Reaching there, I thrust the torch in the ground, and with steady hands, I pour the oil around the structure of the hut. It coats the wood in black and glistening liquid. The sharp scent cutting through the stagnant air of the room as I drench the floor, the walls, the dais where the elders once sat like unmoving gods.

I toss the bucket aside and with slow, deliberate steps, I walk to the torch and pick it up, staring deep into the flames. Long enough until I'm certain that I just saw the Night Child's face in the flames.

I hadn't tasted her bond ever since I heard about it. The bond hasn't bled into me just as her anxiety and depression does. But tonight, peering down at the flames in front of my eyes, I feel her hand pressed down on mine.

She's here. She's in this hut. She wants Abel to put out the flames.

But unfortunately, I don't feel any shift. I don't feel any change Abel's intention. So with no hesitation, I thrust the torch forward.

Fire catches instantly, furious and bright against the dark.

For a moment, I simply watch it spread. Then I push aside the heavy, smoking hide of the entrance and steps back into the chamber. The heat meets me immediately – heavy and alive. It presses against my skin, crawls up my lungs and steals the moisture from my breath.

Smoke gathers fast, needling my eyes, but Abel does not retreat from it. He doesn't run from the smoke, nor does his body quiver with fear.

I cough once. Twice. Twice harder. And more, my lungs resisting the air. Each inhale becomes thinner than the last. Sweat beads, then vanishes almost instantly beneath the growing heat that now envelops me.

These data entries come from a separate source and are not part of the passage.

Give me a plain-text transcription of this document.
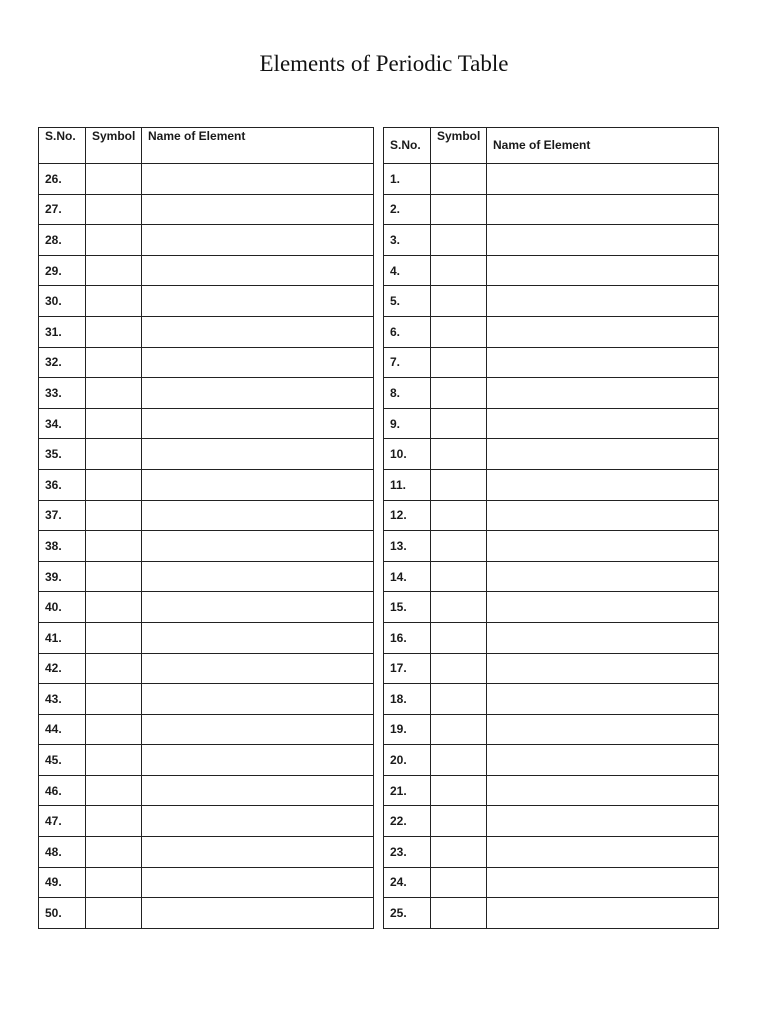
Elements of Periodic Table
S.No.	Symbol	Name of Element
26.		
27.		
28.		
29.		
30.		
31.		
32.		
33.		
34.		
35.		
36.		
37.		
38.		
39.		
40.		
41.		
42.		
43.		
44.		
45.		
46.		
47.		
48.		
49.		
50.		
S.No.	Symbol	Name of Element
1.		
2.		
3.		
4.		
5.		
6.		
7.		
8.		
9.		
10.		
11.		
12.		
13.		
14.		
15.		
16.		
17.		
18.		
19.		
20.		
21.		
22.		
23.		
24.		
25.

I move further into the flames then lower myself to the ground, right where I once knelt in the dirt before the elders, with my arms up over my head.

Except this time, I do not bow. I sit.

Legs crossed, back straight, gaze fixed on the dais as it blackens. The fire surrounds me now, in a cage of gold and devouring orange. Strangely enough, I don't flinch as the roof groans. I don't wince as sparks drift downward like dying stars.

I don't understand. Fire is meant to burn whatever that touches it. But why do I not burn. Why do I not feel a sting?

Why do I suddenly feel a strange, terrifying sense of relief? Of peace.

"Chief?"

And just then... before the roof collapses, a familiar voice echoes in my head. Calm and calculated.

But it's already too late to turn back on my actions. Sparks explode as the center beam snaps, plummeting toward the spot where I sit. Abel still doesn't move a muscle; he simply closes his eyes, meeting the crushing weight like the burning sky with a terrifying smile of a man who is finally, undeniably free.